The music finally ended, and Stan rose to his feet. He straightened his impeccable suit coat and smiled through gleaming white teeth. “Thank you for coming, friends. And coworkers. As you know, it’s been a tough road for me.”

Ana hadn’t known, she hadn’t even heard about his diagnosis until it was corrected as a misdiagnosis. Executives at the Gazette didn’t hobnob with distribution workers like Ana. Not that Ana was interested in either hobbing or nobbing with Stan.

SE10: A PARANORMAL ROMANCE: ETERNAL CUCKOO

Title: Eternal Cuckoo

Age Category: Adult

Genre: Paranormal Romance

Word Count: 90,000

Pitch:

Every time Rebecca and Adam die, they wake in the body of someone new. Finding each other could end their loneliness, but to stay together, they must cope with the moral implications of their condition.

First 250 Words of Manuscript:

Leo has a gun pointed at me. The wall clock over his shoulder goes tick, tick. I try to focus on it and not the gun. It’s an anniversary clock, our twenty-fifth.  “I want my wife,” Leo sobs. His finger trembles. This makes the whole gun shake. According to the clock it is 8:10 in the evening and four seconds… five seconds… six.  I take a breath. “Honey–”

He shouts: “Stop using her voice!” A few blond strands from his comb-over drift into his eyes. This is my husband, a balding Omaha veterinarian; and I am his wife, fifty-eight years old, pudgy, but pretty, with a sparkle in my brown eyes. I’m a bake sale queen, a church deacon, and until a moment ago, I was gripping a mug of hot cider labeled with the name REBECCA.

He steps forward to push the barrel against the skin above my left eye, right into the star-shaped chicken pox scar that Rebecca — I — got when she was nine years old.
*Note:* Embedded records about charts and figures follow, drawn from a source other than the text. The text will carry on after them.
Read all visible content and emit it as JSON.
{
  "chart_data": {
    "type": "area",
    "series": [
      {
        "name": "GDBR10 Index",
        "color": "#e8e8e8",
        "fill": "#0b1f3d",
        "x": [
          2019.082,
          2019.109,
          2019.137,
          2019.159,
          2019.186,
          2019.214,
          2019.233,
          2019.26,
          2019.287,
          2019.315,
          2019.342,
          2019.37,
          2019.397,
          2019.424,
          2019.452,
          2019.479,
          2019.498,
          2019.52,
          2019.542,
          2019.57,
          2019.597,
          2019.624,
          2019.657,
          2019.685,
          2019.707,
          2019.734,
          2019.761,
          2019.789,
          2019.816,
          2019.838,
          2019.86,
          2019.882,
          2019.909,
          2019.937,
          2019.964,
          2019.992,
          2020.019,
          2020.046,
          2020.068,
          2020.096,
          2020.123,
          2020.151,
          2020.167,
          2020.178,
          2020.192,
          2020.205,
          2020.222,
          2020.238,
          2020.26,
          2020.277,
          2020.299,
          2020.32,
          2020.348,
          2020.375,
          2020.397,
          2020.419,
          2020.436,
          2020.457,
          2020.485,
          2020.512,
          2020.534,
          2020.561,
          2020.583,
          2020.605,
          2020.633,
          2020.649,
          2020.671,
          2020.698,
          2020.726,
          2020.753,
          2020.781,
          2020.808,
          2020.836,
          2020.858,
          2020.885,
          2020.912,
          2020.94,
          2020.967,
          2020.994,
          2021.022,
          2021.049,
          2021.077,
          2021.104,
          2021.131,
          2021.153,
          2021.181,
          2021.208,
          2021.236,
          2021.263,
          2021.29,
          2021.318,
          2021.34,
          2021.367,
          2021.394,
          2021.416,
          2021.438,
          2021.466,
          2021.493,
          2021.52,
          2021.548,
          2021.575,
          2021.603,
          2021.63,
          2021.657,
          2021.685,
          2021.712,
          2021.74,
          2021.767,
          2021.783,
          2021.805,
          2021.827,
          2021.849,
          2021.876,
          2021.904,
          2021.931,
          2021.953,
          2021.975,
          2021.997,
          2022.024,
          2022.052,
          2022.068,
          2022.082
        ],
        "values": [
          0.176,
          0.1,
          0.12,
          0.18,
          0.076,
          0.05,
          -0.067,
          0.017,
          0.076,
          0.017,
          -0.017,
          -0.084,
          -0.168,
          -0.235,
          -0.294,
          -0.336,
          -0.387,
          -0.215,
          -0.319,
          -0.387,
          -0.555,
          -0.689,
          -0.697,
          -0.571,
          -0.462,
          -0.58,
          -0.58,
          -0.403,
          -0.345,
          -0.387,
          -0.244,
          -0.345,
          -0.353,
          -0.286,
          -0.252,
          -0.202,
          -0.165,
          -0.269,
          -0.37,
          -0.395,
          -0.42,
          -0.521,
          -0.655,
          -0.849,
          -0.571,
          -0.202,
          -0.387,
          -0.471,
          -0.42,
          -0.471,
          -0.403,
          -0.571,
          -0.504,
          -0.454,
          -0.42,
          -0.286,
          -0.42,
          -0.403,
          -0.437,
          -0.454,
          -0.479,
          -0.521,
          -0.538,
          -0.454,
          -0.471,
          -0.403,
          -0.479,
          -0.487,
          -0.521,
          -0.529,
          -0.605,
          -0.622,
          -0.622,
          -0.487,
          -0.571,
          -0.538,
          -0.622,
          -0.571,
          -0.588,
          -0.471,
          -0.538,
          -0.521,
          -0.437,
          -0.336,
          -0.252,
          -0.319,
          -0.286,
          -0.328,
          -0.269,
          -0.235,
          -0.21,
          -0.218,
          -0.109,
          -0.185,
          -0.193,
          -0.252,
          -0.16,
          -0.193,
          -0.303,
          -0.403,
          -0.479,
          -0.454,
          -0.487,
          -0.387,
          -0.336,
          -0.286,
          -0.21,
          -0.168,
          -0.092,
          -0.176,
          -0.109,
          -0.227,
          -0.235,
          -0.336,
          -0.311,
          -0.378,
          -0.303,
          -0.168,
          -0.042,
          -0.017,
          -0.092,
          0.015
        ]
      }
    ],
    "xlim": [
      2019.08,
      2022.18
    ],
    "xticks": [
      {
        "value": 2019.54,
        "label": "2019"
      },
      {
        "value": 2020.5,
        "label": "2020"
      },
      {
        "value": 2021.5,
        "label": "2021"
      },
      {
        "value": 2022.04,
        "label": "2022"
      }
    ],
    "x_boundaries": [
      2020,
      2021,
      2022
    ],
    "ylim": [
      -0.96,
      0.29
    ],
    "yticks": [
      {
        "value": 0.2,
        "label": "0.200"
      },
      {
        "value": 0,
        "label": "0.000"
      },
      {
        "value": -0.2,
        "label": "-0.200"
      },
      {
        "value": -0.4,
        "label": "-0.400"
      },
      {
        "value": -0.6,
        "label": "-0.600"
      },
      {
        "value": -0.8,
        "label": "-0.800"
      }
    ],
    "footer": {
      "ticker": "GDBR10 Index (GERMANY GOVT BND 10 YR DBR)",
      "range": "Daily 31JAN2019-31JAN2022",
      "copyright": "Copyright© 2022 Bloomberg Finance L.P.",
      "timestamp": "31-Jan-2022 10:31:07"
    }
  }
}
“Tell me where she is,” he says.

Little, insignificant things I know about Rebecca rattle through my head in staccato, like how she abhors coconut and is allergic to lemon balm. She’s a size ten shoe, and she’s been embarrassed about that fact since college.  “Leo, put the gun down.”

“Stop talking like her!” he yells into my face. “Stop looking like her!”